Conditional knockout of Uhrf1, in a region of the forebrain, led to the activation of endogenous retroviral elements (ERV) in the genome, which are otherwise silenced by methylation. Further investigation revealed that members of the Tet family of enzymes are largely mediating the demethylation of the ERVs, thus appearing be functionally activated in the absence of Uhrf1. Moreover, these ERVs remained active not only in later stages of embryogenesis but also into postnatal stages, suggesting that their activation is non-reversible. The aberrant and ongoing activation of ERVs caused an accumulation of retroviral proteins in the affected cells and deregulation of genes and pathways. This in turn led to the progressive disruption of vital cellular processes and ultimately precipitated a massive wave of cell death.  

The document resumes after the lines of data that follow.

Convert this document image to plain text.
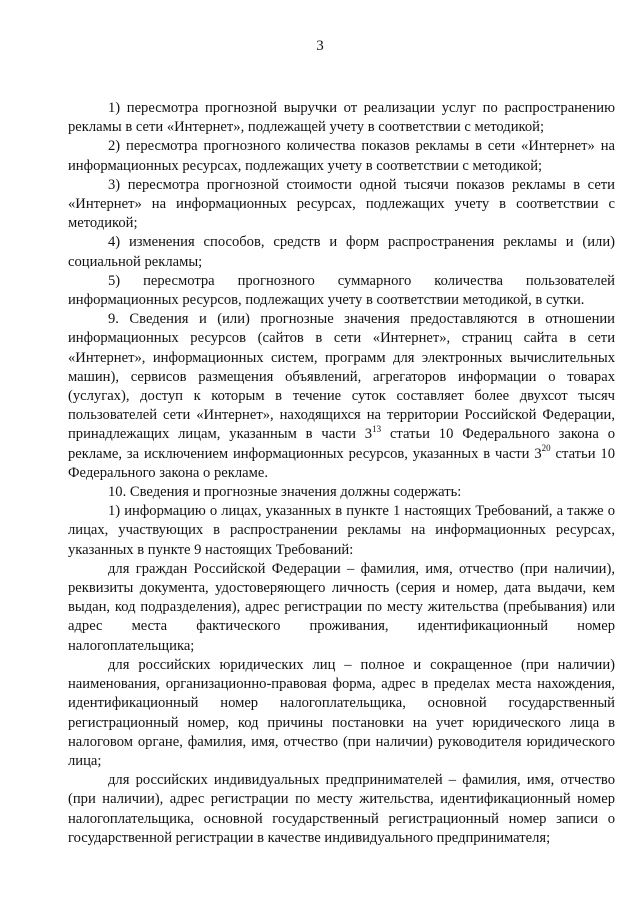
3

1) пересмотра прогнозной выручки от реализации услуг по распространению рекламы в сети «Интернет», подлежащей учету в соответствии с методикой;

2) пересмотра прогнозного количества показов рекламы в сети «Интернет» на информационных ресурсах, подлежащих учету в соответствии с методикой;

3) пересмотра прогнозной стоимости одной тысячи показов рекламы в сети «Интернет» на информационных ресурсах, подлежащих учету в соответствии с методикой;

4) изменения способов, средств и форм распространения рекламы и (или) социальной рекламы;

5) пересмотра прогнозного суммарного количества пользователей информационных ресурсов, подлежащих учету в соответствии методикой, в сутки.

9. Сведения и (или) прогнозные значения предоставляются в отношении информационных ресурсов (сайтов в сети «Интернет», страниц сайта в сети «Интернет», информационных систем, программ для электронных вычислительных машин), сервисов размещения объявлений, агрегаторов информации о товарах (услугах), доступ к которым в течение суток составляет более двухсот тысяч пользователей сети «Интернет», находящихся на территории Российской Федерации, принадлежащих лицам, указанным в части $3^{13}$ статьи 10 Федерального закона о рекламе, за исключением информационных ресурсов, указанных в части $3^{20}$ статьи 10 Федерального закона о рекламе.

10. Сведения и прогнозные значения должны содержать:

1) информацию о лицах, указанных в пункте 1 настоящих Требований, а также о лицах, участвующих в распространении рекламы на информационных ресурсах, указанных в пункте 9 настоящих Требований:

для граждан Российской Федерации – фамилия, имя, отчество (при наличии), реквизиты документа, удостоверяющего личность (серия и номер, дата выдачи, кем выдан, код подразделения), адрес регистрации по месту жительства (пребывания) или адрес места фактического проживания, идентификационный номер налогоплательщика;

для российских юридических лиц – полное и сокращенное (при наличии) наименования, организационно-правовая форма, адрес в пределах места нахождения, идентификационный номер налогоплательщика, основной государственный регистрационный номер, код причины постановки на учет юридического лица в налоговом органе, фамилия, имя, отчество (при наличии) руководителя юридического лица;

для российских индивидуальных предпринимателей – фамилия, имя, отчество (при наличии), адрес регистрации по месту жительства, идентификационный номер налогоплательщика, основной государственный регистрационный номер записи о государственной регистрации в качестве индивидуального предпринимателя;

“Our results reveal that certain key factors – such as the gene Uhrf1 – that are transiently activated only in early neurogenesis can have a crucial impact on cell fate, which may only manifest weeks later,” says Götz. “Our model system provides us with fascinating insights into these mechanisms, which are also of great interest in the context of neurodegenerative diseases.”

Further information  

Publication: Ramesh, V. et al., Loss of Uhrf1 in neural stem cells leads to activation of retroviral elements and delayed neurodegeneration. Genes & Dev., doi: 10.1101/gad.284992.11 

The Helmholtz Zentrum München, the German Research Center for Environmental Health, pursues the goal of developing personalized medical approaches for the prevention and therapy of major common diseases such as diabetes and lung diseases. To achieve this, it investigates the interaction of genetics, environmental factors and lifestyle. The Helmholtz Zentrum München is headquartered in Neuherberg in the north of Munich and has about 2,300 staff members. It is a member of the Helmholtz Association, a community of 18 scientific-technical and medical-biological research centers with a total of about 37,000 staff members.  

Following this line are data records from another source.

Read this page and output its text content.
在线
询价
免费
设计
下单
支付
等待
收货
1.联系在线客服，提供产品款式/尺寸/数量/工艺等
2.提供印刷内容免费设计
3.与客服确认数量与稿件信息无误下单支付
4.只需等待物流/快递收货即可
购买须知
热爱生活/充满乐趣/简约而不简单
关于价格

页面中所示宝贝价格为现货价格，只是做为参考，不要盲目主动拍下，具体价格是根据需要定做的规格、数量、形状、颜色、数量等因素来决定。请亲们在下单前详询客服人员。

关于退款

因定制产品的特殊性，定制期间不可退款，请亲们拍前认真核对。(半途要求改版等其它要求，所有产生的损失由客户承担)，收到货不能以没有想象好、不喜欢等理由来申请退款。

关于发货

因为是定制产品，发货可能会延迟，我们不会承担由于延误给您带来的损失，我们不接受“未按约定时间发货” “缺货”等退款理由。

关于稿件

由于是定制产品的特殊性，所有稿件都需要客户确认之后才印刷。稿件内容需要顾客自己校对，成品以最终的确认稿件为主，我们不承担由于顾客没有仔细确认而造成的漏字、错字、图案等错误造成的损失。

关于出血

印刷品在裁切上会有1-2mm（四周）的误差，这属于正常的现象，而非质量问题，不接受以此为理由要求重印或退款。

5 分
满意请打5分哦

The Institute of Stem Cell Research (ISF) investigates the basic molecular and cellular mechanisms of stem cell maintenance and differentiation. From that, the ISF then develops approaches in order to replace defect cell types, either by activating resting stem cells or by re-programming other existing cell types to repair themselves. The aim of these approaches is to stimulate the regrowth of damaged, pathologically changed or destroyed tissue.  

As one of Europe's leading research universities, LMU Munich is committed to the highest international standards of excellence in research and teaching. Building on its 500-year-tradition of scholarship, LMU covers a broad spectrum of disciplines, ranging from the humanities and cultural studies through law, economics and social studies to medicine and the sciences. 15 percent of LMU‘s 50,000 students come from abroad, originating from 130 countries worldwide. The know-how and creativity of LMU's academics form the foundation of the University's outstanding research record. This is also reflected in LMU‘s designation of as a "university of excellence" in the context of the Excellence Initiative, a nationwide competition to promote top-level university research.